Il fixait un coin sombre de la pièce, ses yeux écarquillés, les bras ballants. Un sourire étrange flottait sur son visage.
- Mikey ? murmura Jenny. Hé… tu vas bien ?
Il tourna lentement la tête. Ses yeux brillaient d’un éclat inhabituel.
- Il m’a parlé, annonça-il. Il veut juste qu’on reste. C’est pas méchant. Juste… faim. C’est tout.
D’un coup, il se rua sur Dylan. Un geste brusque, animal. Il le plaqua au sol, ses mains crispées comme des pinces.
- Mikey ! hurla Jenny.
Elle attrapa une des lampes et la fracassa contre son dos. Le garçon s’écroula dans un gémissement, comme s’il s’était réveillé d’un mauvais rêve.
- Je… j’suis désolé… j’ai pas… j’ai rien contrôlé… bafouilla-t-il, recroquevillé contre un mur.
Dylan se releva en titubant, le souffle court. La cabane vibrait. Les feuilles sur les murs frémissaient. Une brise sourde parcourait les poutres.
Puis la voix arriva.
Faible. Gémissante.
« Il fait si froid, là-dessous… »
Jenny recula vers la trappe.
- Faut partir. Maintenant.
Ils coururent jusqu’à la limite des bois. Une fois dehors, dans le vent glacé, sous la pâleur de la lune, ils s’arrêtèrent, le cœur battant.
Mikey ne disait rien. Jenny fixait le sol, tremblante. Dylan, lui, sentit quelque chose le suivre, à l’intérieur. Une trace. Une présence.
***
Les jours suivants furent un cauchemar tapi dans la lumière du jour.
À l’école, Dylan peinait à se concentrer. Chaque bruit semblait amplifier le bruissement caverneux qu’il avait entendu dans la cabane. Chaque regard posé sur lui paraissait chargé d’une inquiétude qu’il ne comprenait pas.
Jenny, de son côté, semblait changée. Ses yeux, d’habitude si déterminés, se faisaient parfois lointains, comme si elle regardait un horizon invisible.
Mikey, lui, évitait les conversations, les regards, les silences. Il passait ses mains dans ses cheveux coupés, fixait le vide, et parfois murmurait des phrases qu’aucun de ses amis ne saisissait.

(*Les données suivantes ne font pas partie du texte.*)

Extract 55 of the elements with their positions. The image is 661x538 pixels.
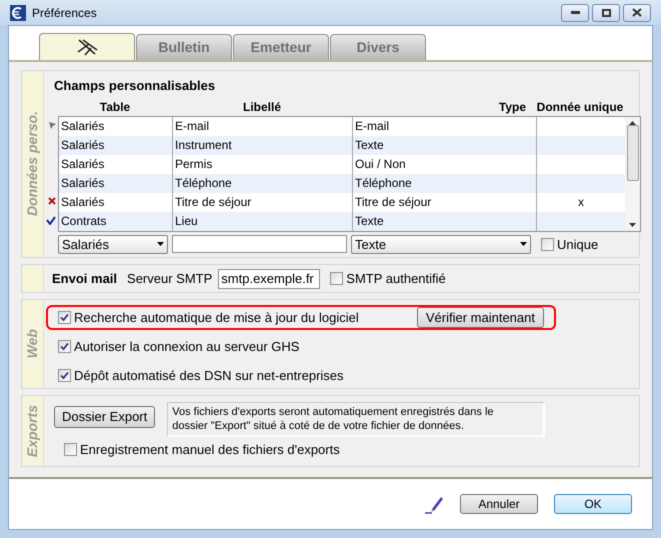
pencil-icon xyxy=(424,494,444,514)
column-header: Donnée unique xyxy=(536,98,624,116)
check-icon xyxy=(60,371,69,380)
section-label: Données perso. xyxy=(23,111,41,217)
column-header: Type xyxy=(498,98,527,116)
dropdown-arrow-icon xyxy=(520,242,527,246)
section-strip xyxy=(22,265,44,292)
table-cell: Contrats xyxy=(59,212,173,230)
type-dropdown[interactable]: Texte xyxy=(351,234,531,254)
option-checkbox-row[interactable]: Autoriser la connexion au serveur GHS xyxy=(58,336,300,356)
table-dropdown[interactable]: Salariés xyxy=(58,234,168,254)
column-header: Table xyxy=(98,98,132,116)
minimize-button[interactable] xyxy=(561,4,589,22)
checkbox[interactable] xyxy=(64,443,77,456)
info-text: Vos fichiers d'exports seront automatiquement enregistrés dans le dossier "Export" situé à coté de de votre fichier de données. xyxy=(167,402,546,437)
unique-checkbox-row[interactable]: Unique xyxy=(541,234,598,254)
table-cell: Lieu xyxy=(173,212,353,230)
app-logo-icon xyxy=(10,4,26,20)
checkbox[interactable] xyxy=(58,311,71,324)
option-checkbox-row[interactable]: Dépôt automatisé des DSN sur net-entreprises xyxy=(58,366,344,386)
deck-chair-icon xyxy=(75,38,99,56)
scroll-down-icon[interactable] xyxy=(629,222,636,226)
close-icon xyxy=(632,8,642,17)
smtp-input-field[interactable]: smtp.exemple.fr xyxy=(218,268,320,288)
minimize-icon xyxy=(570,11,580,14)
check-icon xyxy=(60,313,69,322)
section-title: Champs personnalisables xyxy=(54,77,216,95)
label-input-field[interactable] xyxy=(172,235,347,254)
tab[interactable] xyxy=(39,33,135,60)
scrollbar[interactable] xyxy=(625,116,640,230)
field-label: Serveur SMTP xyxy=(127,270,212,288)
cancel-button[interactable]: Annuler xyxy=(460,494,538,514)
maximize-icon xyxy=(602,8,610,16)
column-header: Libellé xyxy=(242,98,282,116)
check-icon xyxy=(60,342,69,351)
table-cell: Texte xyxy=(353,212,537,230)
checkbox[interactable] xyxy=(58,340,71,353)
option-checkbox-row[interactable]: Recherche automatique de mise à jour du logiciel xyxy=(58,308,359,328)
export-folder-button[interactable]: Dossier Export xyxy=(54,406,156,428)
smtp-auth-checkbox-row[interactable]: SMTP authentifié xyxy=(330,268,446,288)
ok-button[interactable]: OK xyxy=(554,494,632,514)
maximize-button[interactable] xyxy=(592,4,620,22)
table-cell-text: x xyxy=(578,194,584,210)
manual-export-checkbox-row[interactable]: Enregistrement manuel des fichiers d'exports xyxy=(64,440,546,460)
section-label: Web xyxy=(23,329,41,359)
checkbox[interactable] xyxy=(58,369,71,382)
check-now-button[interactable]: Vérifier maintenant xyxy=(416,307,544,328)
scroll-thumb[interactable] xyxy=(626,124,638,180)
checkbox[interactable] xyxy=(330,272,344,285)
section-title: Envoi mail xyxy=(52,270,118,288)
dropdown-arrow-icon xyxy=(157,242,164,246)
window-title: Préférences xyxy=(32,4,97,22)
checkbox[interactable] xyxy=(541,238,554,251)
close-button[interactable] xyxy=(623,4,651,22)
section-label: Exports xyxy=(23,404,41,458)
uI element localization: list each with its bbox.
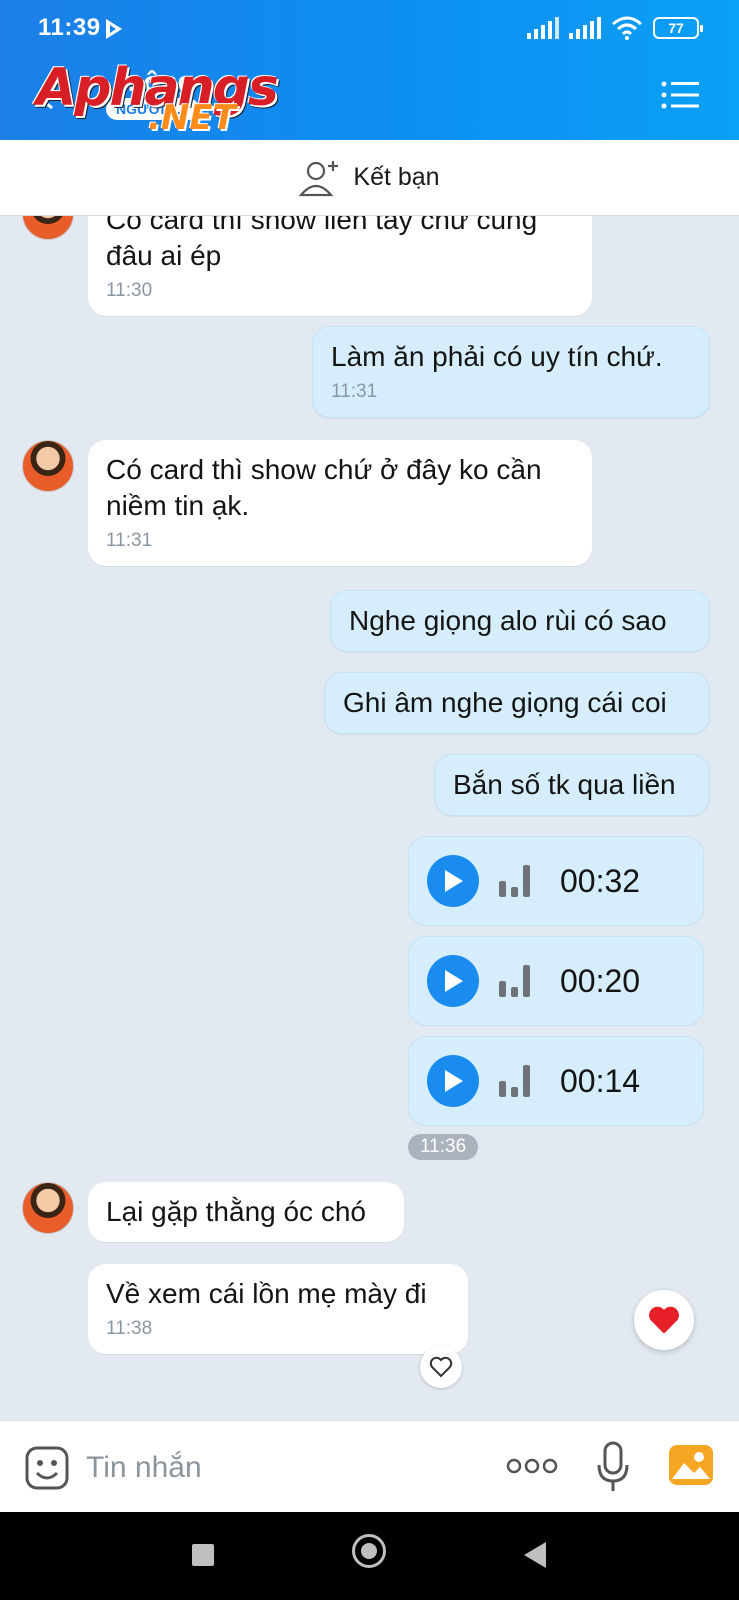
watermark-logo: Aphangs .NET (36, 58, 296, 138)
message-text: Nghe giọng alo rùi có sao (349, 605, 667, 636)
message-time: 11:30 (106, 280, 153, 301)
play-icon (445, 870, 463, 892)
battery-icon: 77 (653, 17, 703, 39)
message-text: Bắn số tk qua liền (453, 769, 676, 800)
add-friend-label: Kết bạn (353, 163, 440, 191)
message-time: 11:38 (106, 1318, 153, 1339)
message-incoming[interactable]: Có card thì show liền tay chứ cũng đâu a… (88, 216, 592, 316)
watermark-net: .NET (148, 98, 236, 138)
image-icon[interactable] (668, 1443, 714, 1487)
react-heart-button[interactable] (420, 1346, 462, 1388)
message-time-chip: 11:36 (408, 1134, 479, 1160)
message-outgoing[interactable]: Nghe giọng alo rùi có sao (330, 590, 710, 652)
add-friend-icon (299, 160, 339, 196)
status-bar: 11:39 77 (0, 0, 739, 50)
message-outgoing[interactable]: Ghi âm nghe giọng cái coi (324, 672, 710, 734)
contact-avatar[interactable] (22, 216, 74, 240)
heart-outline-icon (429, 1356, 453, 1378)
play-button[interactable] (427, 855, 479, 907)
voice-message[interactable]: 00:32 (408, 836, 704, 926)
wifi-icon (612, 16, 642, 40)
more-options-icon[interactable] (506, 1455, 558, 1477)
message-text: Có card thì show liền tay chứ cũng đâu a… (106, 216, 538, 271)
voice-duration: 00:14 (560, 1062, 641, 1099)
play-button[interactable] (427, 1055, 479, 1107)
back-icon[interactable] (524, 1542, 546, 1568)
status-icons: 77 (527, 16, 703, 40)
microphone-icon[interactable] (596, 1441, 630, 1493)
message-list[interactable]: Có card thì show liền tay chứ cũng đâu a… (0, 216, 739, 1420)
message-text: Ghi âm nghe giọng cái coi (343, 687, 667, 718)
play-button[interactable] (427, 955, 479, 1007)
status-time: 11:39 (38, 14, 101, 41)
message-text: Lại gặp thằng óc chó (106, 1196, 366, 1227)
quick-heart-button[interactable] (634, 1290, 694, 1350)
composer-bar (0, 1420, 739, 1512)
message-time: 11:31 (331, 381, 378, 402)
home-icon[interactable] (352, 1534, 386, 1568)
signal-icon (527, 17, 559, 39)
play-icon (445, 1070, 463, 1092)
audio-level-icon (499, 1065, 530, 1097)
contact-avatar[interactable] (22, 1182, 74, 1234)
recents-icon[interactable] (192, 1544, 214, 1566)
message-incoming[interactable]: Về xem cái lồn mẹ mày đi 11:38 (88, 1264, 468, 1354)
battery-level: 77 (668, 20, 684, 36)
play-store-icon (106, 19, 122, 39)
audio-level-icon (499, 965, 530, 997)
system-nav-bar (0, 1512, 739, 1600)
message-input[interactable] (86, 1445, 466, 1491)
message-incoming[interactable]: Lại gặp thằng óc chó (88, 1182, 404, 1242)
message-text: Có card thì show chứ ở đây ko cần niềm t… (106, 454, 542, 521)
message-time: 11:31 (106, 530, 153, 551)
message-outgoing[interactable]: Bắn số tk qua liền (434, 754, 710, 816)
play-icon (445, 970, 463, 992)
voice-duration: 00:32 (560, 862, 641, 899)
message-text: Về xem cái lồn mẹ mày đi (106, 1278, 427, 1309)
contact-avatar[interactable] (22, 440, 74, 492)
message-text: Làm ăn phải có uy tín chứ. (331, 341, 663, 372)
message-outgoing[interactable]: Làm ăn phải có uy tín chứ. 11:31 (312, 326, 710, 418)
voice-message[interactable]: 00:20 (408, 936, 704, 1026)
sticker-icon[interactable] (24, 1445, 70, 1491)
audio-level-icon (499, 865, 530, 897)
menu-list-icon[interactable] (661, 80, 699, 110)
signal-icon-2 (569, 17, 601, 39)
chat-header: ...ông NGƯỜI L... Aphangs .NET (0, 50, 739, 140)
top-bar: 11:39 77 ...ông NGƯỜI L... Aphangs .NET (0, 0, 739, 140)
add-friend-bar[interactable]: Kết bạn (0, 140, 739, 216)
voice-message[interactable]: 00:14 (408, 1036, 704, 1126)
voice-duration: 00:20 (560, 962, 641, 999)
message-incoming[interactable]: Có card thì show chứ ở đây ko cần niềm t… (88, 440, 592, 566)
heart-icon (649, 1306, 679, 1334)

Une nuit, Dylan fut réveillé par une vision. Le plafond de sa chambre s’effaça pour révéler un ciel couvert de feuilles écarlates tourbillonnantes. Il se sentit tomber, glisser dans un abîme de branches et d’ombres. Des voix d’enfants, plus nombreuses et plus claires, l’appelaient par son nom.

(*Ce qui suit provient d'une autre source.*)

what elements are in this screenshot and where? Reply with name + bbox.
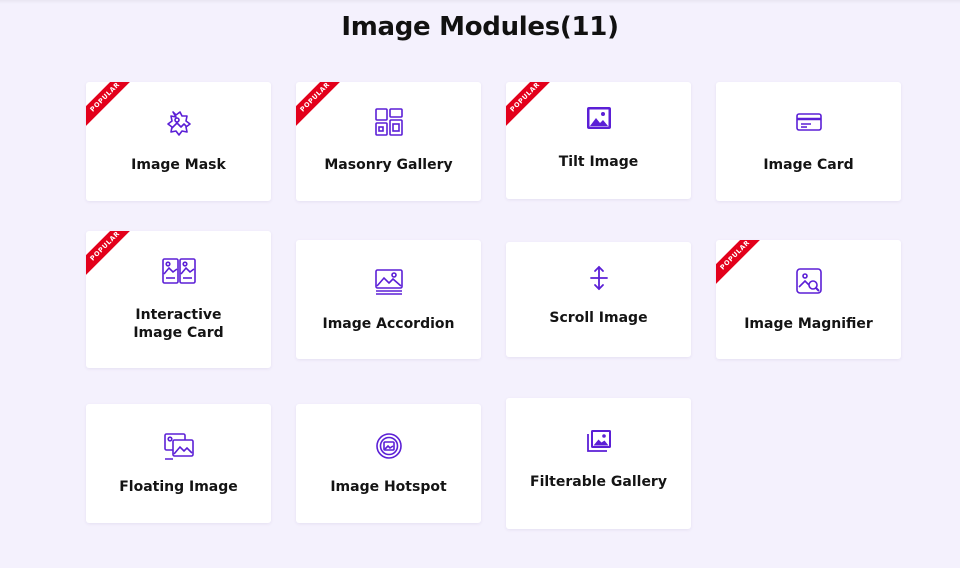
image-card-icon	[716, 106, 901, 138]
module-card-image-hotspot[interactable]: Image Hotspot	[296, 404, 481, 523]
module-label: Image Card	[763, 157, 854, 173]
image-mask-icon	[86, 106, 271, 138]
module-card-scroll-image[interactable]: Scroll Image	[506, 242, 691, 357]
module-card-interactive-image-card[interactable]: POPULAR Interactive Image Card	[86, 231, 271, 368]
module-card-filterable-gallery[interactable]: Filterable Gallery	[506, 398, 691, 529]
top-shadow	[0, 0, 960, 4]
module-card-floating-image[interactable]: Floating Image	[86, 404, 271, 523]
filterable-gallery-icon	[506, 425, 691, 457]
scroll-image-icon	[506, 262, 691, 294]
interactive-image-card-icon	[86, 255, 271, 287]
module-label: Scroll Image	[549, 310, 648, 326]
module-label-line2: Image Card	[133, 325, 224, 341]
module-label: Floating Image	[119, 479, 238, 495]
module-card-image-accordion[interactable]: Image Accordion	[296, 240, 481, 359]
module-label: Image Hotspot	[330, 479, 447, 495]
module-label: Tilt Image	[558, 154, 639, 170]
floating-image-icon	[86, 430, 271, 462]
image-magnifier-icon	[716, 265, 901, 297]
module-label: Image Accordion	[322, 316, 455, 332]
module-label: Image Mask	[131, 157, 226, 173]
module-label: Masonry Gallery	[324, 157, 453, 173]
module-card-tilt-image[interactable]: POPULAR Tilt Image	[506, 82, 691, 199]
module-label: Image Magnifier	[744, 316, 873, 332]
module-label: Filterable Gallery	[530, 474, 667, 490]
image-accordion-icon	[296, 266, 481, 298]
module-card-image-card[interactable]: Image Card	[716, 82, 901, 201]
image-hotspot-icon	[296, 430, 481, 462]
masonry-gallery-icon	[296, 106, 481, 138]
page-title: Image Modules(11)	[341, 12, 619, 42]
module-card-image-magnifier[interactable]: POPULAR Image Magnifier	[716, 240, 901, 359]
tilt-image-icon	[506, 102, 691, 134]
module-label-line1: Interactive	[135, 307, 222, 323]
module-card-image-mask[interactable]: POPULAR Image Mask	[86, 82, 271, 201]
module-card-masonry-gallery[interactable]: POPULAR Masonry Gallery	[296, 82, 481, 201]
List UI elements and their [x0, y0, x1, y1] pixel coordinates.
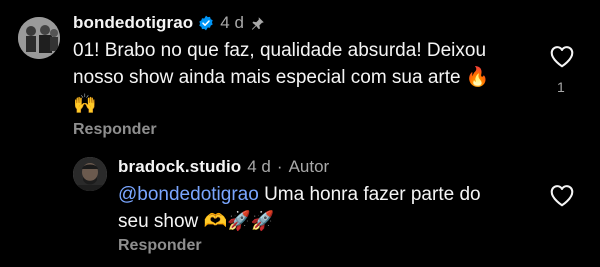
heart-icon[interactable]: [549, 183, 575, 207]
comment-header: bondedotigrao 4 d: [73, 12, 265, 34]
username[interactable]: bondedotigrao: [73, 13, 193, 33]
reply-button[interactable]: Responder: [118, 237, 202, 255]
comment-header: bradock.studio 4 d · Autor: [118, 156, 329, 178]
avatar-image: [73, 157, 107, 191]
comment-text-line: 🙌: [73, 93, 97, 115]
mention-link[interactable]: @bondedotigrao: [118, 184, 259, 205]
timestamp: 4 d: [220, 13, 244, 32]
comment-text-line: @bondedotigrao Uma honra fazer parte do: [118, 181, 481, 208]
comment-text-rest: Uma honra fazer parte do: [258, 184, 481, 205]
avatar[interactable]: [73, 157, 107, 191]
comment-text-line: 01! Brabo no que faz, qualidade absurda!…: [73, 40, 487, 61]
avatar-image: [18, 17, 60, 59]
comment-text-line: seu show 🫶🚀🚀: [118, 211, 275, 232]
reply-button[interactable]: Responder: [73, 121, 157, 139]
separator: ·: [276, 157, 283, 176]
username[interactable]: bradock.studio: [118, 157, 241, 177]
timestamp: 4 d: [247, 157, 271, 176]
comment-text: @bondedotigrao Uma honra fazer parte do …: [118, 181, 481, 235]
like-count: 1: [557, 79, 565, 95]
comment-text: 01! Brabo no que faz, qualidade absurda!…: [73, 37, 490, 118]
pin-icon: [251, 16, 264, 30]
verified-badge-icon: [199, 15, 213, 31]
avatar[interactable]: [18, 17, 60, 59]
author-label: Autor: [288, 157, 330, 176]
heart-icon[interactable]: [549, 44, 575, 68]
comment-text-line: nosso show ainda mais especial com sua a…: [73, 67, 490, 88]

Le lendemain, il raconta tout à Jenny.
- C’est ça, murmura-t-elle, un frisson dans la voix. Tu es entré dans leur monde.
- Leur monde ?
Jenny avait passé la soirée à relire le carnet retrouvé dans la cabane, tentant d’en déchiffrer les mots usés.
- L’Arbre du Croc-Rouge, expliqua-t-elle, c’est un être ancien, une sorte de parasite qui se nourrit des âmes des enfants. Il se cache sous la cabane, tapi sous la terre, et chaque génération, il attire des enfants pour survivre à l’hiver. Il les piège dans un monde fait de feuilles, un purgatoire rouge.
Dylan sentit un froid glacial lui remonter le long de la colonne vertébrale.
- Mais pourquoi nous ? demanda Mikey, qui les avait rejoints.
- Parce que vous avez vu la cabane. Parce que vous avez touché ses feuilles. Parce que le Croc-Rouge a senti que vous pouviez être ses prochains hôtes.
Cette nuit-là, ils décidèrent de retourner à la cabane. Pas pour explorer, mais pour affronter.
- Il faut la brûler, trancha Jenny, la voix ferme. Il faut détruire le nid.
Le vent hurlait quand ils revinrent, un briquet à la main, des bouteilles d’essence cachées dans leurs sacs. La cabane semblait plus noire, plus menaçante, la silhouette d’un monstre tapi derrière les feuilles mortes.
Dylan sentit son cœur battre à tout rompre, mais il avança.
Jenny alluma une première torche, Mikey répandit l’essence.
Puis, le feu s’éleva, vorace, léchant le bois sec, dévorant les feuilles rouges qui semblaient pousser et se tordre sous la flamme.
Mais au milieu des flammes, Dylan vit une silhouette s’agiter, se débattre. Mikey se précipita, hurla.
Le garçon aux yeux vides était possédé, dominé par une force ancienne. Il cracha des mots hurlés, des menaces venues d’un autre âge.
Jenny, courageuse, brandit un couteau, s’approcha, déterminée.
Le feu engloutit la cabane, la chaleur brûla l’air.
Puis, soudain, un silence. Une absence. Le souffle court, ils regardèrent les cendres. La cabane n’était plus. Mais dans les flammes mourantes, Dylan sut que la créature n’avait pas disparu. Elle s’était enfouie plus profond. Dans les ombres. Dans eux.